At Karen's (Katey Sagal) house, Jake introduces his parents to Amy's parents, Victor (Jimmy Smits) and Camila (Bertila Damas), who brought an additional turkey. As the evening shows no progress, Jake gives Roger (Bradley Whitford) and Victor more wine, but both end up drunk. At dinner, Roger and Victor get into a fight over their social status and compete to see who can finish carving the turkey first, which ends with Roger accidentally cutting his thumb off. At the hospital, Roger and Victor solve their issues and settle on splitting the costs of the wedding evenly.

Meanwhile, Holt (Andre Braugher) and Kevin (Marc Evan Jackson) bring an English Walnut pie from Saratoga Springs they plan to give to Kevin's family. However, the pie goes missing and Holt suspects Rosa (Stephanie Beatriz), Boyle (Joe Lo Truglio) and Terry (Terry Crews) of eating it and asks Hitchcock (Dirk Blocker) and Scully (Joel McKinnon Miller) to find it as they're experts on the matter. While Holt exposes all three of them for lying about what they were doing for Thanksgiving, he finds that none of them actually stole the pie. They eventually discover the pie in the trash, and Holt learns that Kevin himself threw it out as he hates the pie as he finds it disgusting and only enjoys getting it with Raymond because he likes spending time with him upstate. Holt suggests in the future they can just go to Saratoga Springs without getting the pie.

==Reception==
===Viewers===
In its original American broadcast, "Two Turkeys" was seen by an estimated 1.66 million household viewers and gained a 0.6/2 ratings share among adults aged 18–49, according to Nielsen Media Research. This was slight increase in viewership from the previous episode, which was watched by 1.65 million viewers with a 0.6/2 in the 18-49 demographics. This means that 0.6 percent of all households with televisions watched the episode, while 2 percent of all households watching television at that time watched it. With these ratings, Brooklyn Nine-Nine was the third highest rated show on FOX for the night, behind The Mick and Lethal Weapon, fifth on its timeslot and thirteenth for the night, behind The Mick, The Flash, NCIS: New Orleans, Lethal Weapon, Fresh Off the Boat, Bull, The Middle, Chicago Med, Dancing with the Stars, NCIS, The Voice, and This Is Us.

===Critical reviews===
"Two Turkeys" received positive reviews from critics. LaToya Ferguson of The A.V. Club gave the episode a "B+" grade and wrote, "This week's 'Two Turkeys' is more on par with that higher level, which isn't always easy for a show to do when its main directive is to simply do a 'holiday episode.' Still, 'Two Turkeys' gets it done in more ways than just Thanksgiving jokes. It's also a more realistic (for these characters) look at the baggage Jake and Amy each be bringing into their marriage, as it's the one where their parents will meet each other before officially becoming family."

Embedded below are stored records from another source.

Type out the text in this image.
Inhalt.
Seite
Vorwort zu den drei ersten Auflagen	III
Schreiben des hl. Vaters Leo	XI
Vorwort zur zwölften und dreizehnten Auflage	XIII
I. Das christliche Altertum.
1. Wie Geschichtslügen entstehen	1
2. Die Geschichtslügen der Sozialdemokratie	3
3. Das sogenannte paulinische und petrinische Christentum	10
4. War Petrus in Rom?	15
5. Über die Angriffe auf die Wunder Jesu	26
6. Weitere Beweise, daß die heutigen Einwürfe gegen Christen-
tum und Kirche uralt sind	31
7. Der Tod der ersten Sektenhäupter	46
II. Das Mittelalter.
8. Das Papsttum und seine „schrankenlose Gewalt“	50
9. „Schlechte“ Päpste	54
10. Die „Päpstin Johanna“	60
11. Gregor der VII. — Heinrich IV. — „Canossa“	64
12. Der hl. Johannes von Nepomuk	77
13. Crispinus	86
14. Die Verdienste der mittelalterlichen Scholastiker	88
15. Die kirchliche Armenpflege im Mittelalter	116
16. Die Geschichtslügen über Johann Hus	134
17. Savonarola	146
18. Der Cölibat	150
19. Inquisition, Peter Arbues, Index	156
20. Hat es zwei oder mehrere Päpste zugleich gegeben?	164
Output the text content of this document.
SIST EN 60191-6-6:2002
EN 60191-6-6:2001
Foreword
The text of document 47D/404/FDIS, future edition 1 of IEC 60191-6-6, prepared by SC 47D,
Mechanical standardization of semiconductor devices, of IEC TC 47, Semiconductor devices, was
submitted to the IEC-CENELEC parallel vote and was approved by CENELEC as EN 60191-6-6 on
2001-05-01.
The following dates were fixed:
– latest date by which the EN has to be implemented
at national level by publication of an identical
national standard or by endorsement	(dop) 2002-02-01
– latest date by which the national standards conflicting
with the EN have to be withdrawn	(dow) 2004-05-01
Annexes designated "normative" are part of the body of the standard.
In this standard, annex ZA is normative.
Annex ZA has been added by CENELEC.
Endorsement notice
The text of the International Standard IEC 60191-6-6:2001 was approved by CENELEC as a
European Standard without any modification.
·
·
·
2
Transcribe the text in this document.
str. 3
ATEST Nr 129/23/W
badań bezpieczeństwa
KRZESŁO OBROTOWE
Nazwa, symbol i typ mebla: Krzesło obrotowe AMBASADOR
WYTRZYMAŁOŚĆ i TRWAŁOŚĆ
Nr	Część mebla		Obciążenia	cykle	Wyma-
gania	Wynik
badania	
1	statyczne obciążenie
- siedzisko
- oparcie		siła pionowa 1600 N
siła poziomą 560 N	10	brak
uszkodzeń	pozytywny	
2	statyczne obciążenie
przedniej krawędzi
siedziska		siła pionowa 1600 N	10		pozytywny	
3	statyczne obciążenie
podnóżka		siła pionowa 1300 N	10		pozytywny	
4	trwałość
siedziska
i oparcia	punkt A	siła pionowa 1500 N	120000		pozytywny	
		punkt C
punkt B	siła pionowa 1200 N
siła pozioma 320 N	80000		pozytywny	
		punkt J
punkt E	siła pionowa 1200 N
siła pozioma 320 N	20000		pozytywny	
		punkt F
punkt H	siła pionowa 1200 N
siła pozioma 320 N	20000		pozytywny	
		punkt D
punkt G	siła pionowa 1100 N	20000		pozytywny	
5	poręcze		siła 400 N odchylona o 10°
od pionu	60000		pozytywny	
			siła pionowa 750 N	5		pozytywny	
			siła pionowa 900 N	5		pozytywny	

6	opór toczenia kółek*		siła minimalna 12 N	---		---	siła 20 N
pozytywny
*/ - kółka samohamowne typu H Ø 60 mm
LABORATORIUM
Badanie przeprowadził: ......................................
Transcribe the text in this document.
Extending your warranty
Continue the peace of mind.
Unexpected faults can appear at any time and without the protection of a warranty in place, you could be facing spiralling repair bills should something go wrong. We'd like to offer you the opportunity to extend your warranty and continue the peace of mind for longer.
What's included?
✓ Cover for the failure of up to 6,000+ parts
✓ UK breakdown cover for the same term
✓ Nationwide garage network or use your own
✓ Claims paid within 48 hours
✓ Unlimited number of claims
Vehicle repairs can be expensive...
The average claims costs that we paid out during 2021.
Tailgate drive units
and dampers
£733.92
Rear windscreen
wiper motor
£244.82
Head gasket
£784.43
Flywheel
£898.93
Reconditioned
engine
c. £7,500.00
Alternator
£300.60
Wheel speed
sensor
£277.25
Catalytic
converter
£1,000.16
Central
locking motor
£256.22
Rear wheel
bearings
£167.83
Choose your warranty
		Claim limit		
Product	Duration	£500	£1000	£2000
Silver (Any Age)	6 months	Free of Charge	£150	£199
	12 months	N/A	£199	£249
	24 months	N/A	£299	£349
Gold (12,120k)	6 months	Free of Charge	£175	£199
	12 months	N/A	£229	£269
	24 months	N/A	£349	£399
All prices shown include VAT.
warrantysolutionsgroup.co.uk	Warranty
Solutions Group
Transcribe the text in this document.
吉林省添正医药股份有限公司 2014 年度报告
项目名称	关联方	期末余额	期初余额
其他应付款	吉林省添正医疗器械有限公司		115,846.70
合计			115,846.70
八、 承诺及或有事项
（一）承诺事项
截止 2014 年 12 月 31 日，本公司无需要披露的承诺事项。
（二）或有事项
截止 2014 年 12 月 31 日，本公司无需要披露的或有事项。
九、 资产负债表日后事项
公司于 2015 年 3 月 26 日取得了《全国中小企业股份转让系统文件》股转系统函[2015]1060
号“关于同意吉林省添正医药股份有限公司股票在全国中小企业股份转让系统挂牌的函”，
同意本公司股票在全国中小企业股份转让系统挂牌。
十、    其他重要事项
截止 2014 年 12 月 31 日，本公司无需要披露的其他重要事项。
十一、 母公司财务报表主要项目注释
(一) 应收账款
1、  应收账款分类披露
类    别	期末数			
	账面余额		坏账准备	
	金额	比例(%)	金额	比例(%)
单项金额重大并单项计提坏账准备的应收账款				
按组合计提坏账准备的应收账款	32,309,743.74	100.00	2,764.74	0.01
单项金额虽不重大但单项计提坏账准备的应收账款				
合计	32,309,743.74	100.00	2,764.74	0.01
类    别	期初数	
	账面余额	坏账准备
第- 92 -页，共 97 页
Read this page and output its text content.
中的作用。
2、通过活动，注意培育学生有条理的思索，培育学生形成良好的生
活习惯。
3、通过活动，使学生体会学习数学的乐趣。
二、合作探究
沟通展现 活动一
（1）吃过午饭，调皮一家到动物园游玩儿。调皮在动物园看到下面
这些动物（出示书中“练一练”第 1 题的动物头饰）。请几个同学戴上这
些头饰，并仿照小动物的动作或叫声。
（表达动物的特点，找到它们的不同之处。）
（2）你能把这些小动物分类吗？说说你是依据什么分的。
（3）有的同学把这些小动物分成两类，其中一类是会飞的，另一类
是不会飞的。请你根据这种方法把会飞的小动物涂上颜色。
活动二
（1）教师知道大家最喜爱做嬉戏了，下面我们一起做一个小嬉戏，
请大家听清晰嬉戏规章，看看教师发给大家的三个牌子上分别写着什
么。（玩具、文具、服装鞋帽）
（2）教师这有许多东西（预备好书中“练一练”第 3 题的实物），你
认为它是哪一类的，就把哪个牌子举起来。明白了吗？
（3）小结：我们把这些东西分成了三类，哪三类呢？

Alan Sepinwall of Uproxx wrote, "'Two Turkeys' is perhaps the most guest star-driven installment of the entire series, with large swaths of it feeling less like a Brooklyn Nine-Nine episode than the backdoor pilot for a spin-off about Jake and Amy's fathers. But when those fathers happen to be played by Bradley Whitford and Jimmy Smits — the two of them enjoying both the late-stage West Wing reunion and the opportunity to play increasingly petty and drunk — with Katey Sagal also around to stir up trouble, it's maybe okay to turn the lead couple into horrified observers for once."